Mother Margaret was unafraid to speak her mind. For example, when Archbishop Errington of Clifton, who had a recusant distaste for what he would have regarded as extravagant devotions, stopped the laity from attending Marian devo-tions organised by the Sisters, she confronted him over the issue. " Do you mean I did wrong?" he asked. " Yes Your Grace, you certainly did wrong, very wrong." In truth Mother Margaret had instructed the Sisters to teach doctrine first: " To know God, then to love Him; to keep the commandments of God and His Church, when this is all well learnt it will be time enough to give them a multiplicity of devotions." And in actual fact, she got on very well with most bishops, in particular with Cardinal Wiseman and Bishops Grant of Southwark, Brown of Shrewsbury and Amherst of Northampton. She also scolded her friend Cardinal Newman for his want of devotion to Our Lady! After her death, he wrote of her "singular powers of influence...and tenderness towards myself, her sympathy and interest in one who, in all his habits and circumstances, in his ways of thought and his history, was so unlike what she was."

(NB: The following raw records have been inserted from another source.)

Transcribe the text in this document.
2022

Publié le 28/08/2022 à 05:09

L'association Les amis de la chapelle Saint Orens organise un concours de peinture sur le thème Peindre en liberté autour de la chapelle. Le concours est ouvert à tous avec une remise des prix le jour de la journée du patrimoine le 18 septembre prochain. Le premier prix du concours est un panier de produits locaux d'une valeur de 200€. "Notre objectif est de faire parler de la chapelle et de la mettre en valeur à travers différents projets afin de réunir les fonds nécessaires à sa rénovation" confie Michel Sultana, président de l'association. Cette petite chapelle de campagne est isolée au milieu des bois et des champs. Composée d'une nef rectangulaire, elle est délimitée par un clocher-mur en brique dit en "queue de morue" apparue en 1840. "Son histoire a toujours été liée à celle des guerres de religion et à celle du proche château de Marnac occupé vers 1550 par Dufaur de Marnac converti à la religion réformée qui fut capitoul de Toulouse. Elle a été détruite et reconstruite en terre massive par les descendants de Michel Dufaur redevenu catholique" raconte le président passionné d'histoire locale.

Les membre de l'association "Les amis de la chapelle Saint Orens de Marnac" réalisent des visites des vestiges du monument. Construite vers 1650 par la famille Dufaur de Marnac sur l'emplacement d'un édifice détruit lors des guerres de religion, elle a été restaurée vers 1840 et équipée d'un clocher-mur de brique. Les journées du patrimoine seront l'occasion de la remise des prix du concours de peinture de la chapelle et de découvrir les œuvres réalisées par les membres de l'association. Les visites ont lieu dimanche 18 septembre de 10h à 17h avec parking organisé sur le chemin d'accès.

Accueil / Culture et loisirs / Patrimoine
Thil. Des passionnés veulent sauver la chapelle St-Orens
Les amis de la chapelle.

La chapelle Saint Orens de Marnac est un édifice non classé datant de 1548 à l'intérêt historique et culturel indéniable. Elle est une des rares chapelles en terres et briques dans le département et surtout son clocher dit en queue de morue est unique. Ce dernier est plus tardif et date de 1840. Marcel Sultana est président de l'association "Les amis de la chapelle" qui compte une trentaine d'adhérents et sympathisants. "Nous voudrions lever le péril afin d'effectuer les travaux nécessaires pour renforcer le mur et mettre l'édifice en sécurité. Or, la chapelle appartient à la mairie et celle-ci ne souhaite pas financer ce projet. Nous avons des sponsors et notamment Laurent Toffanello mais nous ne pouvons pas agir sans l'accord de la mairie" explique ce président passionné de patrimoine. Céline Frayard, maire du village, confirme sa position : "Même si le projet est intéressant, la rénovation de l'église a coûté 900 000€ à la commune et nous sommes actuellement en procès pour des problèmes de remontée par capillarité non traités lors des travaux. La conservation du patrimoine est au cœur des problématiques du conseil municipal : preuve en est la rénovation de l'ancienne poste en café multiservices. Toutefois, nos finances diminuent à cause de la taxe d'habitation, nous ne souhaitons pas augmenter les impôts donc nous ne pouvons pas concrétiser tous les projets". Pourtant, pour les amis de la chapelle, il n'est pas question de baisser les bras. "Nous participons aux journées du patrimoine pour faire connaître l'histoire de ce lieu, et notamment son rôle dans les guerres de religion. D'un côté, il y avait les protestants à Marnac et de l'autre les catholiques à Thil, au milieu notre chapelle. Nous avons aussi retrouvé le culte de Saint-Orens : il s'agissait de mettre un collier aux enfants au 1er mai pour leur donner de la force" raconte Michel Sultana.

She had a great sense of humour. She imagined that her shrine of Our Lady would one day consist of fifteen chapels dedicated to the mysteries of the Rosary leading up a mountain to a great domed shrine church. When asked where she might find a mountain in Stafford, she replied: "Why, I suppose we shall make one." The fifteen chapels have not been built and there is no dome shrine. But people do go there on pilgrimage.

How relevant are the following words of Mother Margaret for these times: " There are innumerable wants in the Church, many souls to convert, and many indifferent Catholics who want the last grace to bring them to their duties. Think of all these things and leave yourself in the hands of God with a perfect spirit of abandonment. I should be weary of myself, and lose all courage should I occupy myself with myself. Keep the eye of your soul on our only good, God...There is but one perfect Being-God and all His works. Let us be content with our own nothingness."